The nose and pharynx (consisting of the nasopharynx, oropharynx, and hypopharynx) may be affected by inflammation, infection, trauma, tumors, and several miscellaneous conditions.
The uvula hangs in the midline at the far end of the soft palate. It varies greatly in length. A long uvula and loose or excess velopharyngeal tissue may cause snoring and occasionally contribute to obstructive sleep apnea.
Tonsils and adenoids are patches of lymphoid tissue surrounding the posterior pharynx in an area termed Waldeyer's ring. Their role is to combat infection.
The larynx is discussed in Laryngeal Disorders.
The nasal cavity is covered with a highly vascular mucosa that warms and humidifies incoming air. Each lateral wall of the cavity has 3 turbinates, which are bony shelves that increase the surface area, thereby allowing more effective heat and moisture exchange. Nasal mucus traps incoming particulate matter. The space between the middle and inferior turbinate is the middle meatus, into which the maxillary and most of the ethmoid sinuses drain. Polyps may develop between the turbinates, often in association with asthma, allergy, aspirin use, and cystic fibrosis.
The paranasal sinuses are mucus-lined bony cavities that connect to the nasopharynx. The 4 types are maxillary, frontal, ethmoid, and sphenoid sinuses.
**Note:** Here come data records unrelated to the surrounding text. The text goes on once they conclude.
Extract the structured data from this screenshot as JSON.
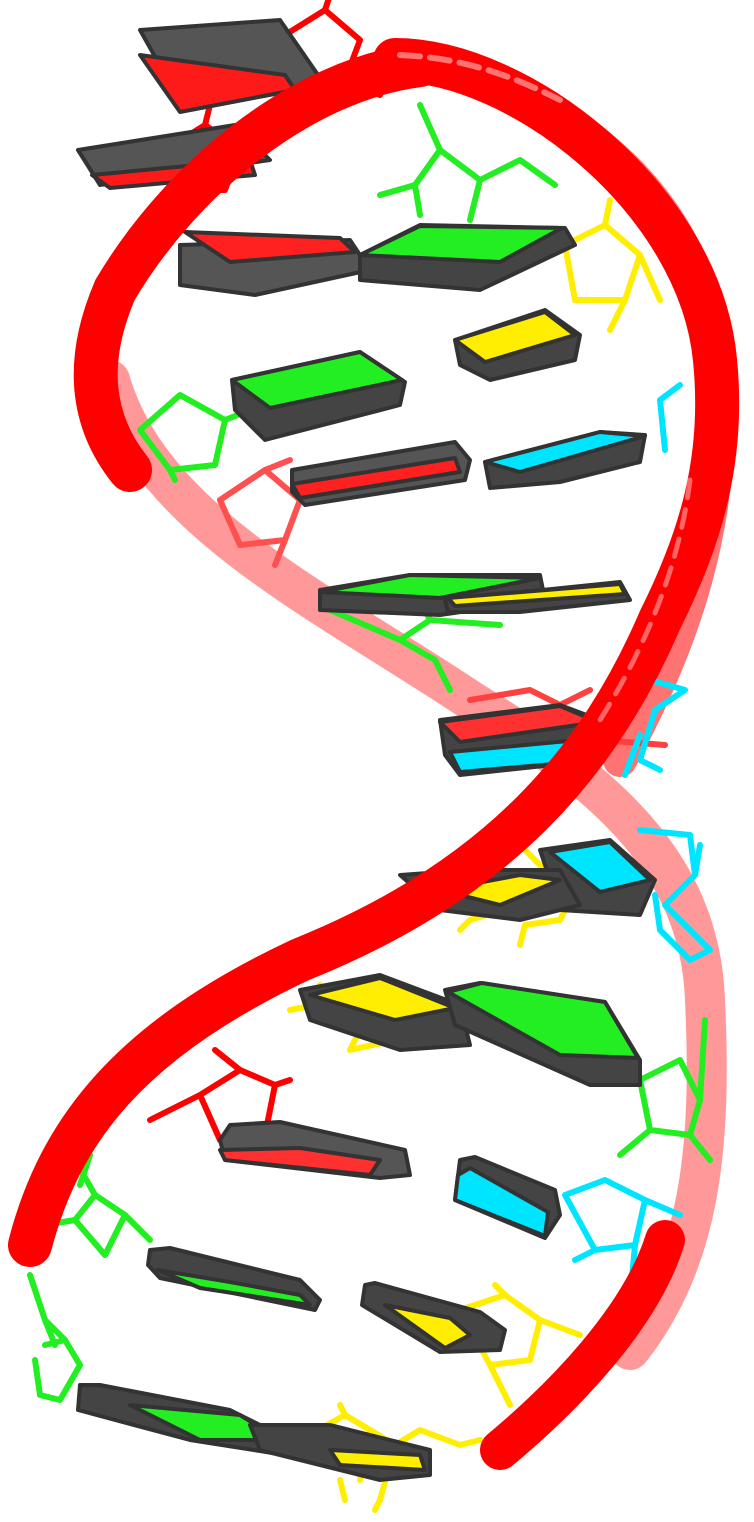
{
  "image": {
    "subject": "dna-double-helix-cartoon",
    "background": "#ffffff",
    "colors": {
      "backbone": "#ff0000",
      "adenine": "#ffff00",
      "thymine": "#00ffff",
      "guanine": "#00ff00",
      "cytosine": "#ff0000",
      "slab_edge": "#555555"
    }
  }
}
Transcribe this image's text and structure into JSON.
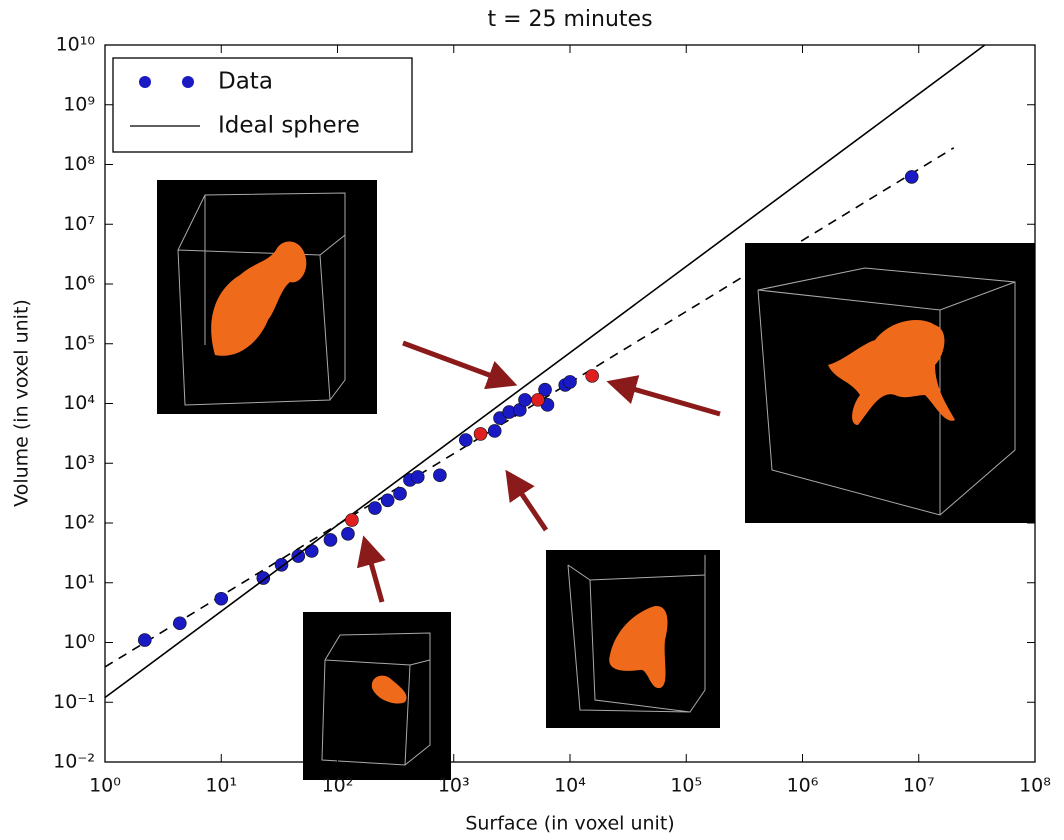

They are located in the facial and cranial bones (see Fig. 1: Paranasal sinuses.). The physiologic role of the sinuses is unclear.
Examination of the nose and pharynx is part of every general physical examination.
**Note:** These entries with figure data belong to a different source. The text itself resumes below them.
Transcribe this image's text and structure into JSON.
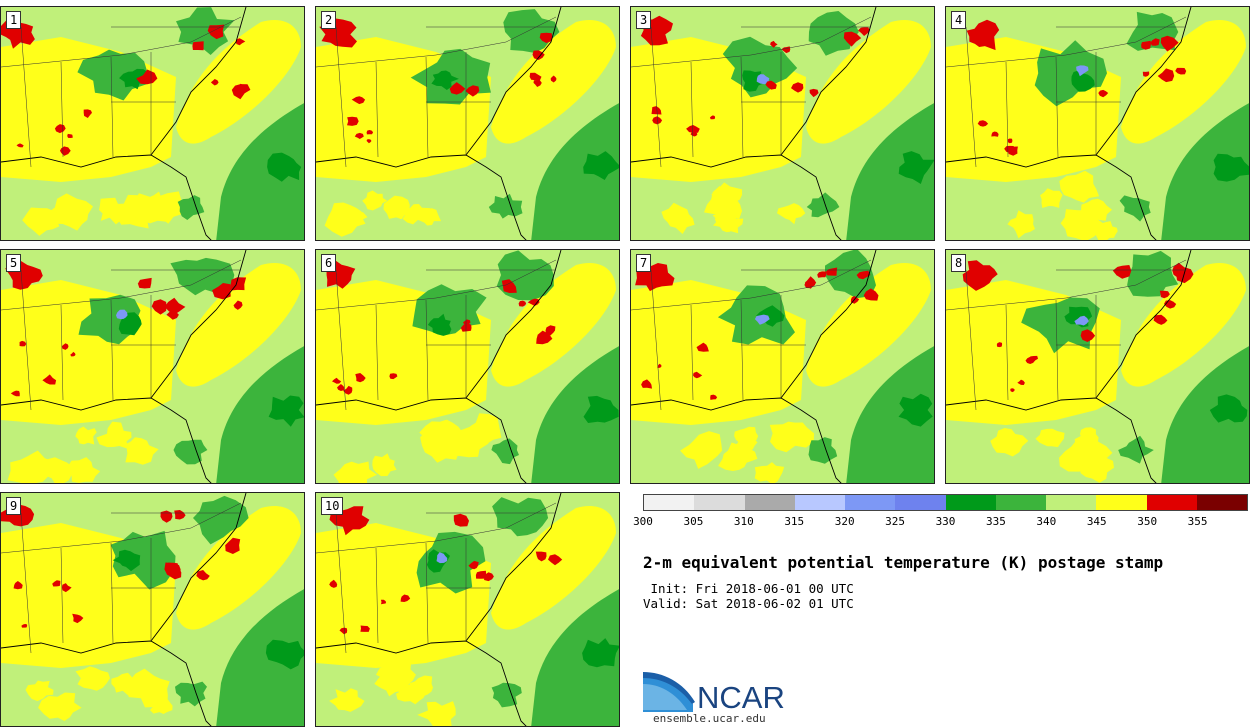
{
  "colorbar": {
    "colors": [
      "#f2f2f2",
      "#dcdcdc",
      "#aaaaaa",
      "#b8c8ff",
      "#7d98f5",
      "#6e82ee",
      "#009a1a",
      "#3cb43c",
      "#c0f07a",
      "#ffff1a",
      "#e00000",
      "#7a0000"
    ],
    "labels": [
      "300",
      "305",
      "310",
      "315",
      "320",
      "325",
      "330",
      "335",
      "340",
      "345",
      "350",
      "355"
    ]
  },
  "members": [
    {
      "label": "1"
    },
    {
      "label": "2"
    },
    {
      "label": "3"
    },
    {
      "label": "4"
    },
    {
      "label": "5"
    },
    {
      "label": "6"
    },
    {
      "label": "7"
    },
    {
      "label": "8"
    },
    {
      "label": "9"
    },
    {
      "label": "10"
    }
  ],
  "title": "2-m equivalent potential temperature (K) postage stamp",
  "init": " Init: Fri 2018-06-01 00 UTC",
  "valid": "Valid: Sat 2018-06-02 01 UTC",
  "logo": {
    "name": "NCAR",
    "url": "ensemble.ucar.edu"
  }
}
General information includes use of alcohol or tobacco (both major risk factors for head and neck cancer) and systemic symptoms, such as fever and weight loss. Oropharyngeal symptoms include pain, ulcers, and difficulty swallowing or speaking. Nasal and sinus symptoms include presence and duration of congestion, discharge, or bleeding.
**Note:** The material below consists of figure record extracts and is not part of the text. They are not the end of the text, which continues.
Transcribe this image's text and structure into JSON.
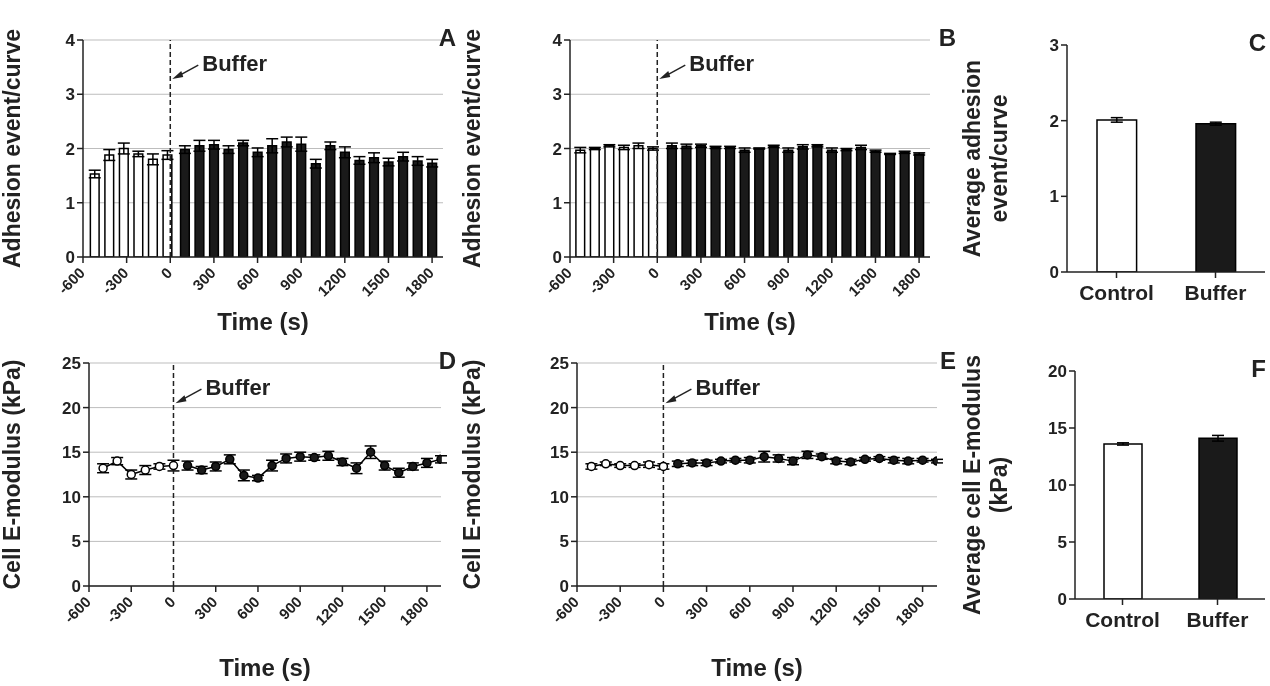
{
  "chart_data": [
    {
      "type": "bar",
      "title": "A",
      "xlabel": "Time (s)",
      "ylabel": "Adhesion event/curve",
      "xlim": [
        -600,
        1875
      ],
      "xticks": [
        -600,
        -300,
        0,
        300,
        600,
        900,
        1200,
        1500,
        1800
      ],
      "ylim": [
        0,
        4
      ],
      "yticks": [
        0,
        1,
        2,
        3,
        4
      ],
      "grid": "y",
      "ref_lines": [
        {
          "axis": "x",
          "value": 0,
          "line_style": "dashed",
          "label": "Buffer"
        }
      ],
      "series": [
        {
          "color": "#ffffff",
          "x": [
            -520,
            -420,
            -320,
            -220,
            -120,
            -20
          ],
          "values": [
            1.53,
            1.88,
            2.0,
            1.9,
            1.8,
            1.88
          ],
          "errors": [
            0.07,
            0.1,
            0.1,
            0.05,
            0.1,
            0.08
          ]
        },
        {
          "color": "#1a1a1a",
          "x": [
            100,
            200,
            300,
            400,
            500,
            600,
            700,
            800,
            900,
            1000,
            1100,
            1200,
            1300,
            1400,
            1500,
            1600,
            1700,
            1800
          ],
          "values": [
            1.98,
            2.05,
            2.07,
            1.98,
            2.1,
            1.93,
            2.05,
            2.12,
            2.08,
            1.72,
            2.05,
            1.93,
            1.78,
            1.83,
            1.75,
            1.85,
            1.77,
            1.73
          ],
          "errors": [
            0.07,
            0.1,
            0.08,
            0.07,
            0.05,
            0.08,
            0.13,
            0.09,
            0.13,
            0.08,
            0.07,
            0.1,
            0.07,
            0.09,
            0.07,
            0.08,
            0.08,
            0.07
          ]
        }
      ]
    },
    {
      "type": "bar",
      "title": "B",
      "xlabel": "Time (s)",
      "ylabel": "Adhesion event/curve",
      "xlim": [
        -600,
        1875
      ],
      "xticks": [
        -600,
        -300,
        0,
        300,
        600,
        900,
        1200,
        1500,
        1800
      ],
      "ylim": [
        0,
        4
      ],
      "yticks": [
        0,
        1,
        2,
        3,
        4
      ],
      "grid": "y",
      "ref_lines": [
        {
          "axis": "x",
          "value": 0,
          "line_style": "dashed",
          "label": "Buffer"
        }
      ],
      "series": [
        {
          "color": "#ffffff",
          "x": [
            -530,
            -430,
            -330,
            -230,
            -130,
            -30
          ],
          "values": [
            1.97,
            2.0,
            2.05,
            2.02,
            2.05,
            2.0
          ],
          "errors": [
            0.05,
            0.02,
            0.02,
            0.04,
            0.05,
            0.03
          ]
        },
        {
          "color": "#1a1a1a",
          "x": [
            100,
            200,
            300,
            400,
            500,
            600,
            700,
            800,
            900,
            1000,
            1100,
            1200,
            1300,
            1400,
            1500,
            1600,
            1700,
            1800
          ],
          "values": [
            2.05,
            2.04,
            2.05,
            2.02,
            2.02,
            1.97,
            2.0,
            2.04,
            1.97,
            2.03,
            2.05,
            1.97,
            1.98,
            2.02,
            1.95,
            1.9,
            1.93,
            1.9
          ],
          "errors": [
            0.05,
            0.04,
            0.03,
            0.02,
            0.02,
            0.04,
            0.01,
            0.02,
            0.04,
            0.04,
            0.02,
            0.04,
            0.02,
            0.04,
            0.02,
            0.01,
            0.02,
            0.02
          ]
        }
      ]
    },
    {
      "type": "bar",
      "title": "C",
      "ylabel": "Average adhesion event/curve",
      "categories": [
        "Control",
        "Buffer"
      ],
      "values": [
        2.01,
        1.96
      ],
      "errors": [
        0.03,
        0.02
      ],
      "colors": [
        "#ffffff",
        "#1a1a1a"
      ],
      "ylim": [
        0,
        3
      ],
      "yticks": [
        0,
        1,
        2,
        3
      ]
    },
    {
      "type": "line",
      "title": "D",
      "xlabel": "Time (s)",
      "ylabel": "Cell E-modulus (kPa)",
      "xlim": [
        -600,
        1900
      ],
      "xticks": [
        -600,
        -300,
        0,
        300,
        600,
        900,
        1200,
        1500,
        1800
      ],
      "ylim": [
        0,
        25
      ],
      "yticks": [
        0,
        5,
        10,
        15,
        20,
        25
      ],
      "grid": "y",
      "marker": "circle",
      "ref_lines": [
        {
          "axis": "x",
          "value": 0,
          "line_style": "dashed",
          "label": "Buffer"
        }
      ],
      "series": [
        {
          "color": "#ffffff",
          "x": [
            -500,
            -400,
            -300,
            -200,
            -100,
            0
          ],
          "values": [
            13.2,
            14.0,
            12.5,
            13.0,
            13.4,
            13.5
          ],
          "errors": [
            0.5,
            0.4,
            0.5,
            0.5,
            0.3,
            0.6
          ]
        },
        {
          "color": "#1a1a1a",
          "x": [
            100,
            200,
            300,
            400,
            500,
            600,
            700,
            800,
            900,
            1000,
            1100,
            1200,
            1300,
            1400,
            1500,
            1600,
            1700,
            1800,
            1900
          ],
          "values": [
            13.5,
            13.0,
            13.4,
            14.2,
            12.4,
            12.1,
            13.5,
            14.3,
            14.5,
            14.4,
            14.6,
            13.9,
            13.2,
            15.0,
            13.5,
            12.7,
            13.4,
            13.8,
            14.2
          ],
          "errors": [
            0.5,
            0.4,
            0.5,
            0.5,
            0.6,
            0.3,
            0.6,
            0.5,
            0.5,
            0.3,
            0.5,
            0.4,
            0.6,
            0.7,
            0.5,
            0.5,
            0.4,
            0.5,
            0.4
          ]
        }
      ]
    },
    {
      "type": "line",
      "title": "E",
      "xlabel": "Time (s)",
      "ylabel": "Cell E-modulus (kPa)",
      "xlim": [
        -600,
        1900
      ],
      "xticks": [
        -600,
        -300,
        0,
        300,
        600,
        900,
        1200,
        1500,
        1800
      ],
      "ylim": [
        0,
        25
      ],
      "yticks": [
        0,
        5,
        10,
        15,
        20,
        25
      ],
      "grid": "y",
      "marker": "circle",
      "ref_lines": [
        {
          "axis": "x",
          "value": 0,
          "line_style": "dashed",
          "label": "Buffer"
        }
      ],
      "series": [
        {
          "color": "#ffffff",
          "x": [
            -500,
            -400,
            -300,
            -200,
            -100,
            0
          ],
          "values": [
            13.4,
            13.7,
            13.5,
            13.5,
            13.6,
            13.4
          ],
          "errors": [
            0.3,
            0.2,
            0.2,
            0.2,
            0.3,
            0.3
          ]
        },
        {
          "color": "#1a1a1a",
          "x": [
            100,
            200,
            300,
            400,
            500,
            600,
            700,
            800,
            900,
            1000,
            1100,
            1200,
            1300,
            1400,
            1500,
            1600,
            1700,
            1800,
            1900
          ],
          "values": [
            13.7,
            13.8,
            13.8,
            14.0,
            14.1,
            14.1,
            14.5,
            14.3,
            14.0,
            14.7,
            14.5,
            14.0,
            13.9,
            14.2,
            14.3,
            14.1,
            14.0,
            14.1,
            14.0
          ],
          "errors": [
            0.3,
            0.3,
            0.3,
            0.2,
            0.2,
            0.3,
            0.6,
            0.4,
            0.4,
            0.4,
            0.3,
            0.3,
            0.3,
            0.2,
            0.2,
            0.3,
            0.3,
            0.2,
            0.2
          ]
        }
      ]
    },
    {
      "type": "bar",
      "title": "F",
      "ylabel": "Average cell E-modulus (kPa)",
      "categories": [
        "Control",
        "Buffer"
      ],
      "values": [
        13.6,
        14.1
      ],
      "errors": [
        0.1,
        0.25
      ],
      "colors": [
        "#ffffff",
        "#1a1a1a"
      ],
      "ylim": [
        0,
        20
      ],
      "yticks": [
        0,
        5,
        10,
        15,
        20
      ]
    }
  ]
}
Most physicians use a head-mounted light. However, because the light cannot be precisely aligned on the axis of vision, it is difficult to avoid shadowing in narrow areas (eg, nasal cavity). Better illumination results with a head-mounted convex mirror; the physician looks through a hole in the center of the mirror, so the illumination is always on-axis. The head mirror reflects light from a source (any incandescent light) placed behind the patient and slightly to one side and requires practice to use effectively.
The nose is examined using a nasal speculum, which is held so that the 2 blades open in an anteroposterior (or slightly oblique) direction and do not press against the septum. The physician notes crusting, discharge, septal deviation, or perforation; whether mucosa is erythematous, boggy, or swollen; and presence of polyps. The skin over the frontal and maxillary sinuses is examined for erythema and tenderness, suggesting sinus inflammation.
If necessary, the nasopharynx and hypopharynx can be examined with mirrors, which should be warmed before use to avoid fogging. A small mirror is used for the nasopharynx. It is held just below the uvula, angling upward; the tongue is pushed down with a tongue blade. A larger mirror is used for the hypopharynx and larynx. The tongue is retracted by grasping it with a gauze pad, and the mirror is placed against the soft palate, angling downward. If patients do not tolerate mirror examination, a flexible fiberoptic nasopharyngoscope is helpful. A topical anesthetic (eg, lidocaine 4%) is sprayed in the nose and throat, and the nose is also sprayed with a decongestant (eg, phenylephrine 0.5%). After several minutes, the scope is gently passed through the nares, and the nasal cavity, hypopharynx, and larynx are inspected.
Neck examination consists of inspection and palpation for masses. If masses are found, the physician notes whether they are tender; fluctuant, firm, or stony hard; and movable or fixed. Masses caused by infection are tender and mobile; cancers tend to be nontender, hard, and fixed. Particular attention is paid to the cervical lymph nodes and thyroid and parotid glands.